On the other hand, Tesla generated $ 7.1 billion in operating profits in 2024. Despite the loss of market share in the mid -sales, it has always dominated the American market, holding 43.5% of the market in the first quarter of 2025. Ford was a distant second with 7.7%.
Image source: Getty Images.
Ford and Tesla plan to publish low -cost models in the future, but given the losses during Ford, Tesla’s profitability, and its capacity to reduce its cost per average car, compared to $ 38,000 at the start of 2023 at less than $ 35,000 at the end of 2024, the latter seems to be much better positioned to do it in a sustainable manner.
Ford fell for its Robotaxi / FSD plans in 2022, after the Argo AI stop by Ford and Volkswagen After years of intense investment. The company had been created to develop technology and received billions of dollars in Ford and Volkswagen investment. For reference, General Motors also ended the development of Robotaxi.
On the other hand, Tesla is preparing for the official launch of its FSD / Robotaxi service not supervised in Austin, Texas, this month, and it can be live when you read this article. Although the launch is small and very contained, it always marks the birth of the Robotaxi de Tesla offer. Musk thinks Tesla will have a low -cost robotaxi, cybercab, in volume production by 2026.
Indeed, Ford could end with the granting of Tesla FSD licenses, and to its large credit, Farley indicated an opening to the partnership on FSD.
Image source: Getty Images.
There is no guarantee that the Robotaxi or the Tesla FSD will succeed and that investors must closely monitor the events. In addition, Musk has a story of being too optimistic about such questions.
That said, the main car manufacturers have been and always pursue the idea of electric vehicles and Robotaxis at a lower cost and automated driving, and currently, Tesla remains the most positioned company to achieve these objectives. This is where industry wants to be, and Tesla is in pole position.
Have you ever had the impression of having missed the boat to buy the most successful actions? So you will want to hear this.
On rare occasions, our team of analysts experts issues a The “Double Down” stock Recommendation for the companies they think are about to burst. If you are afraid, you have already missed your chance to invest, it’s the best time to buy before it is too late.
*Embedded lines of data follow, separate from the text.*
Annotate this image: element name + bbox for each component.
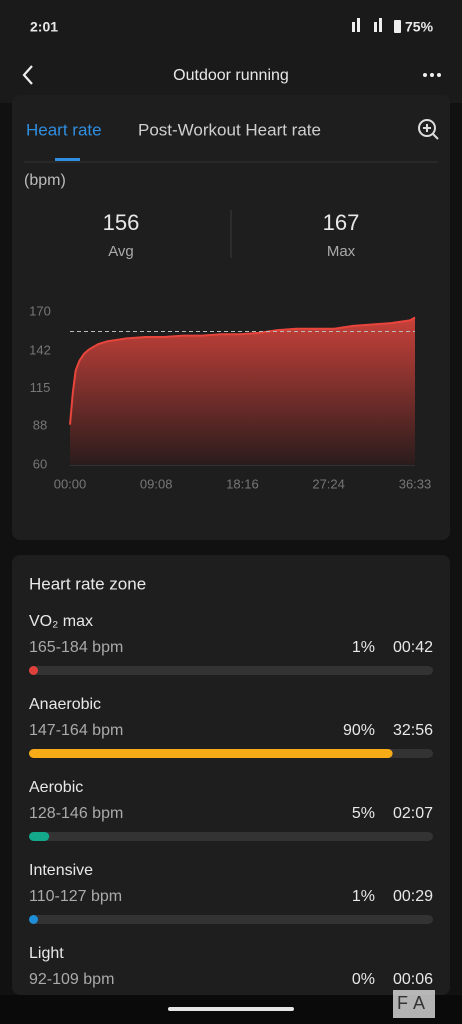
tab-indicator: [55, 158, 80, 161]
tab[interactable]: Heart rate: [26, 120, 102, 139]
back-button[interactable]: [22, 65, 33, 85]
zone-name: Aerobic: [29, 779, 83, 796]
more-button[interactable]: [423, 73, 441, 77]
chart: 60 88 115 142 170 00:00 09:08 18:16 27:24 36:33: [29, 303, 431, 491]
zone-time: 00:29: [393, 888, 433, 905]
stat-value: 156: [103, 210, 140, 235]
y-tick-label: 170: [29, 303, 51, 318]
zone-track: [29, 666, 433, 675]
zone-range: 147-164 bpm: [29, 722, 123, 739]
stat-label: Max: [327, 243, 356, 260]
zone-range: 165-184 bpm: [29, 639, 123, 656]
zone-name: Light: [29, 945, 64, 962]
zone-time: 00:06: [393, 971, 433, 988]
zone-range: 92-109 bpm: [29, 971, 114, 988]
zone-range: 110-127 bpm: [29, 888, 122, 905]
zone-percent: 90%: [343, 722, 375, 739]
zones-card: [12, 555, 450, 995]
area: [70, 317, 415, 465]
stat-value: 167: [323, 210, 360, 235]
home-indicator[interactable]: [168, 1007, 294, 1011]
line: [69, 316, 416, 425]
status-icons: [352, 18, 401, 33]
zoom-button[interactable]: [418, 119, 439, 140]
zone-name: VO₂ max: [29, 613, 93, 630]
zone-time: 02:07: [393, 805, 433, 822]
stat-label: Avg: [108, 243, 134, 260]
battery: 75%: [405, 19, 434, 35]
zone-percent: 1%: [352, 639, 375, 656]
zones-title: Heart rate zone: [29, 574, 146, 593]
zone-bar: [29, 749, 393, 758]
zones: VO₂ max 165-184 bpm 1% 00:42 Anaerobic 147-16…: [29, 613, 433, 1007]
x-tick-label: 00:00: [54, 476, 87, 491]
zone-bar: [29, 666, 38, 675]
x-tick-label: 27:24: [312, 476, 345, 491]
unit-label: (bpm): [24, 172, 66, 189]
y-tick-label: 142: [29, 342, 51, 357]
zone-time: 00:42: [393, 639, 433, 656]
top-bar: [0, 0, 462, 103]
page-title: Outdoor running: [173, 67, 289, 84]
x-tick-label: 36:33: [399, 476, 432, 491]
zone-percent: 1%: [352, 888, 375, 905]
zone-name: Anaerobic: [29, 696, 101, 713]
zone-percent: 0%: [352, 971, 375, 988]
zone-range: 128-146 bpm: [29, 805, 123, 822]
watermark-box: [393, 990, 435, 1018]
status-time: 2:01: [30, 19, 58, 35]
y-tick-label: 60: [33, 456, 47, 471]
zone-track: [29, 915, 433, 924]
watermark: FA: [397, 993, 431, 1013]
y-tick-label: 88: [33, 417, 47, 432]
zone-name: Intensive: [29, 862, 93, 879]
zone-bar: [29, 832, 50, 841]
x-tick-label: 09:08: [140, 476, 173, 491]
x-tick-label: 18:16: [226, 476, 259, 491]
y-tick-label: 115: [30, 380, 51, 395]
zone-time: 32:56: [393, 722, 433, 739]
zone-bar: [29, 915, 38, 924]
zone-percent: 5%: [352, 805, 375, 822]
zone-track: [29, 832, 433, 841]
tab[interactable]: Post-Workout Heart rate: [138, 120, 321, 139]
And the figures speak for themselves:
NVIDIA:If you have invested $ 1,000 when we doubled in 2009,You would have $ 373,066! *
Apple: If you have invested $ 1,000 when we doubled in 2008, You would have $ 38,158! *
Netflix: If you have invested $ 1,000 when we doubled in 2004, You would have $ 664,089! *
Right now, we are issuing “double” alerts for three incredible companiesAvailable when you joinStock advisorAnd there may not be another chance like this one soon.
Suzanne Frey, director of Alphabet, is a member of the board of directors of Motley Fool’s. Lee Samaha Has no position in the actions mentioned. The madword of the Motley has positions and recommends Alphabet and Tesla. The Word’s madman has a Disclosure policy.